Centre de Recerca Matemàtica, Bellaterra, Barcelona

Short description of the event: 

Coordinators: Jaume Llibre (Universitat Autònoma de Barcelona), Josep Maria Cors (Universitat Politècnica de Catalunya) and Montserrat Corbera (Universitat de Vic).

Two main activities will be organised in the Research Programme (an advanced course and a conference)

The study of the dynamics of n point masses interacting according to Newtonian gravity is usually called the n-body problem. It can be considered as old as the history of the science and has influenced most of the areas in mathematics. However, most of the problems in Celestial Mechanics are beyond the present limits of the knowledge and many natural questions are difficult or impossible to solve when the number of bodies n is larger than 2.
In order to make progress against such complexity one must look for specific objects.

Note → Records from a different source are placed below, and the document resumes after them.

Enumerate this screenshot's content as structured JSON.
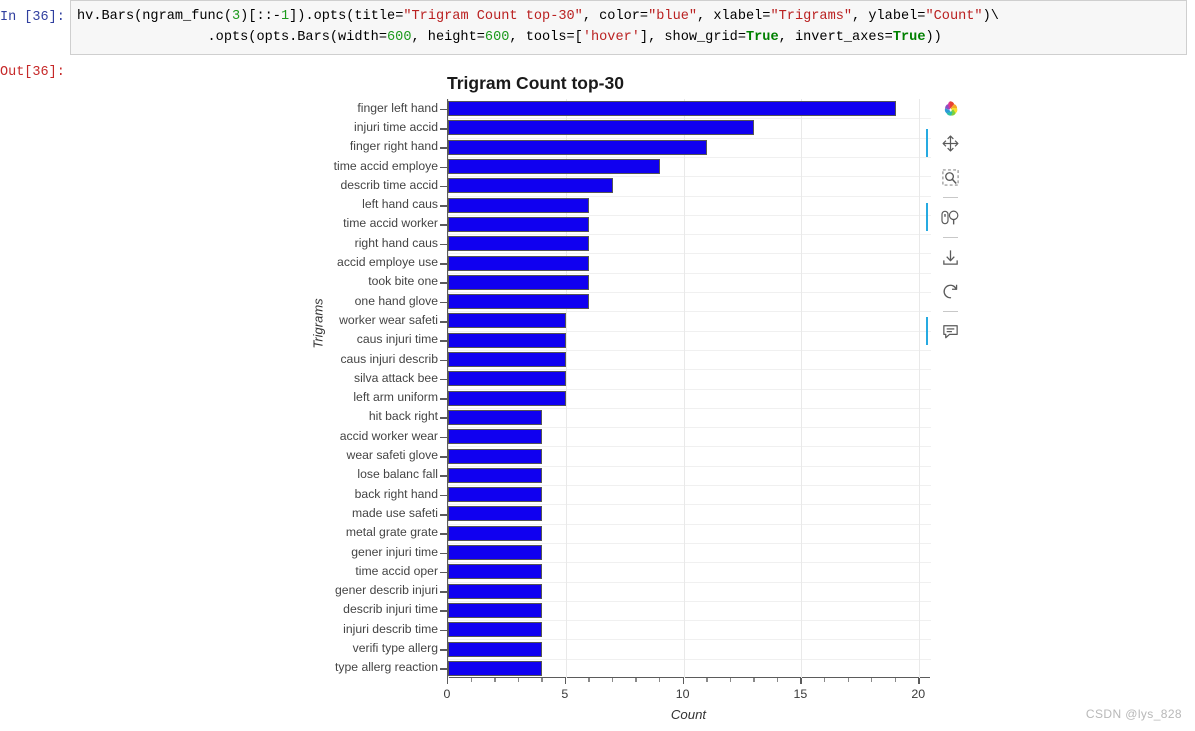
{
  "notebook": {
    "in_prompt": "In [36]:",
    "out_prompt": "Out[36]:",
    "code_line1_a": "hv.Bars(ngram_func(",
    "code_line1_num3": "3",
    "code_line1_b": ")[::-",
    "code_line1_num1": "1",
    "code_line1_c": "]).opts(title=",
    "code_line1_title": "\"Trigram Count top-30\"",
    "code_line1_d": ", color=",
    "code_line1_color": "\"blue\"",
    "code_line1_e": ", xlabel=",
    "code_line1_xlabel": "\"Trigrams\"",
    "code_line1_f": ", ylabel=",
    "code_line1_ylabel": "\"Count\"",
    "code_line1_g": ")\\",
    "code_line2_a": "                .opts(opts.Bars(width=",
    "code_line2_w": "600",
    "code_line2_b": ", height=",
    "code_line2_h": "600",
    "code_line2_c": ", tools=[",
    "code_line2_hover": "'hover'",
    "code_line2_d": "], show_grid=",
    "code_line2_true1": "True",
    "code_line2_e": ", invert_axes=",
    "code_line2_true2": "True",
    "code_line2_f": "))"
  },
  "plot": {
    "title": "Trigram Count top-30",
    "xlabel": "Count",
    "ylabel": "Trigrams",
    "bar_color": "#1000f0",
    "grid": true,
    "xticks": [
      "0",
      "5",
      "10",
      "15",
      "20"
    ],
    "xtick_values": [
      0,
      5,
      10,
      15,
      20
    ]
  },
  "toolbar": {
    "items": [
      {
        "name": "bokeh-logo",
        "label": "Bokeh",
        "active": false
      },
      {
        "name": "pan-tool",
        "label": "Pan",
        "active": true
      },
      {
        "name": "box-zoom-tool",
        "label": "Box Zoom",
        "active": false
      },
      {
        "name": "wheel-zoom-tool",
        "label": "Wheel Zoom",
        "active": true
      },
      {
        "name": "save-tool",
        "label": "Save",
        "active": false
      },
      {
        "name": "reset-tool",
        "label": "Reset",
        "active": false
      },
      {
        "name": "hover-tool",
        "label": "Hover",
        "active": true
      }
    ]
  },
  "watermark": "CSDN @lys_828",
  "chart_data": {
    "type": "bar",
    "orientation": "horizontal",
    "title": "Trigram Count top-30",
    "xlabel": "Count",
    "ylabel": "Trigrams",
    "xlim": [
      0,
      20.5
    ],
    "grid": true,
    "legend": "none",
    "color": "blue",
    "categories": [
      "finger left hand",
      "injuri time accid",
      "finger right hand",
      "time accid employe",
      "describ time accid",
      "left hand caus",
      "time accid worker",
      "right hand caus",
      "accid employe use",
      "took bite one",
      "one hand glove",
      "worker wear safeti",
      "caus injuri time",
      "caus injuri describ",
      "silva attack bee",
      "left arm uniform",
      "hit back right",
      "accid worker wear",
      "wear safeti glove",
      "lose balanc fall",
      "back right hand",
      "made use safeti",
      "metal grate grate",
      "gener injuri time",
      "time accid oper",
      "gener describ injuri",
      "describ injuri time",
      "injuri describ time",
      "verifi type allerg",
      "type allerg reaction"
    ],
    "values": [
      19,
      13,
      11,
      9,
      7,
      6,
      6,
      6,
      6,
      6,
      6,
      5,
      5,
      5,
      5,
      5,
      4,
      4,
      4,
      4,
      4,
      4,
      4,
      4,
      4,
      4,
      4,
      4,
      4,
      4
    ]
  }
}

From a geometrical point of view a key point consists in trying to understand the structure of the phase space looking for the equilibrium points, periodic orbits, invariant tori, ... The stable and unstable manifolds associated to these objects form a kind of network of connections, which together with the previous invariants objects constitute a big part of the main skeleton of the system.

One of the main ingredients of the phase space are the periodic orbits. Over the years, many authors have contributed to study the periodic orbits of a wide variety of n-body problems from different points of view. A particular interesting type of periodic orbit in the planar n-body problem is one in which the particles remain in the same shape relative to one another. The possible configurations for the particles in such orbits are called central configurations.

The purpose of this research programme is finding new approaches to the main open questions in the following topics: First to central configurations (mainly for few bodies), and second to periodic orbits of the n-body problem and their bifurcations.​